In questa foto, concessaci dalla nipote Norma, è sorridente e solenne: 

Forse uno dei suoi figli, che tutti a Valva ancora ricordano come "zio Pietro di Nicolina", musicista appassionato e desideroso di trasmettere ai più giovani le sue conoscenze, userebbe le parole musicalmente precise per indicare il ritmo: allegro maestoso, come questa 🎹 sonata per pianoforte di Mozart, credo.
La ascolto mentre scrivo, cerco di ascoltarla anche mentre rileggo questo post. 
Un ritmo allegro e maestoso.
A quello che leggo nei documenti, però, la vita di Nicolina non è stata allegra. 
Un figlio emigrato negli Stati Uniti e morto in Francia mentre combatteva la Grande Guerra con la divisa americana, un nipote mai tornato dalla Russia, nella Seconda guerra mondiale. 
Mi viene da pensare a una globalizzazione ante litteram: forse zia Nicolina non si è allontanata mai da Valva, comunque mai dalla provincia di Salerno, e ha avuto tre figli che sono emigrati in America, uno che è andato in Africa in guerra, un nipote disperso in Russia. 

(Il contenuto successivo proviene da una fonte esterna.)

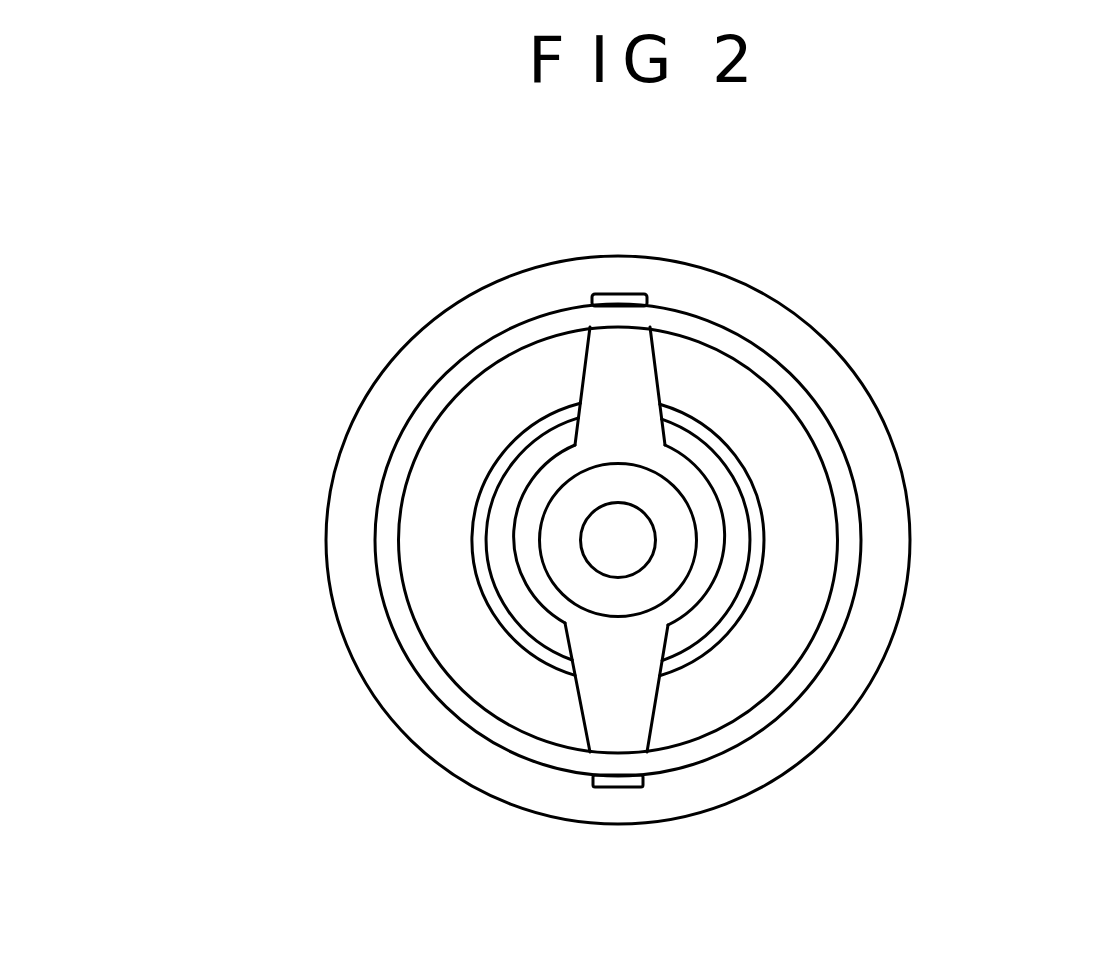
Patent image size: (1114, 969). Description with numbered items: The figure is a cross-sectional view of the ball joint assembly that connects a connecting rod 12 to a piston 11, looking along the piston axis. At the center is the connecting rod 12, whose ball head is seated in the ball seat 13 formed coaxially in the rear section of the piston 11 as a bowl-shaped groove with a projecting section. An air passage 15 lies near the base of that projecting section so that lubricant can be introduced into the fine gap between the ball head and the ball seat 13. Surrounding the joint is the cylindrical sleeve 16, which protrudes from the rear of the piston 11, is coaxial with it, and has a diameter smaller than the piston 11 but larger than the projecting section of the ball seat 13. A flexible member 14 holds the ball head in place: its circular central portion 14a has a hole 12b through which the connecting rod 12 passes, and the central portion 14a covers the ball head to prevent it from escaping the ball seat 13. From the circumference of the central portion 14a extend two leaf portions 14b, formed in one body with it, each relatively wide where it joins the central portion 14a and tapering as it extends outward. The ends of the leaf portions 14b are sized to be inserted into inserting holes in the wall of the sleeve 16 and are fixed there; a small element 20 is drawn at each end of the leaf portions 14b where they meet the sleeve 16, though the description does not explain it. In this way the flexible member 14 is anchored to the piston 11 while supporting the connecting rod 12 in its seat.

Un caduto con la divisa di un altro colore
Le divise non contano nel cuore di una mamma.
Non sappiamo come abbia ricevuto la notizia della morte del figlio, nei campi di Francia a una settimana dalla fine della Prima guerra mondiale. 
Da bambino ho ascoltato il racconto di zia Rusulina, che ricordava questo dettaglio della sua infanzia: le campane a distesa per celebrare la fine della guerra. Credo sia stato proprio il 4 novembre. 
Penso che anche Nicolina Cozza in quel momento fosse contenta per la fine di una guerra che aveva portato via oltre trenta giovani di Valva. Suo figlio lo aveva portato via da Valva l'emigrazione e proprio in quelle ore moriva in Francia. 
La Company B del315.mo Fanteria americano in Lorena;
fonte: The official history of the 315th. Infantry USA (pag. 174)
Una settimana dopo la guerra sarebbe finita anche su quel fronte. 
Raffaele è morto mentre a Valva suonavano le campane perché in Italia la guerra era finita: a mezzogiorno del 4 novembre 1918, infatti, entrava in vigore l'armistizio firmato la sera prima a Villa Giusti (Padova), con il quale l'Italia vinceva la guerra contro l'Austria.
Abbiamo raccontato la storia  di Raffaele nel post 👉Raffaele, caduto nel giorno della vittoria

Una storia che sa di sale e di lavoro
In America c'è un altro suo figlio, Umberto- "Albert" nei documenti americani- che sposa una valvese, Antonietta Torsiello
Il matrimonio viene celebrato in una data molto romantica: il 14 febbraio 1915, a Retsof (contea di Livingstone, Stato di New York). Testimoni, il fratello dello sposo e la sorella della sposa: Raffaele e Vita Maria.
Gli sposi risultano residenti a Greigville, un centro più grande a pochi minuti di distanza. Non è difficile essere un centro più grande di Retsof (340 abitanti nel censimento del 2010).
Leggo su Wikipedia alcune notizie su Retsof ed è come se sentissi il mio dialetto misto alle prime parole imparate nella nuova lingua americana, è come se rivedessi le difficoltà di sempre della mia gente.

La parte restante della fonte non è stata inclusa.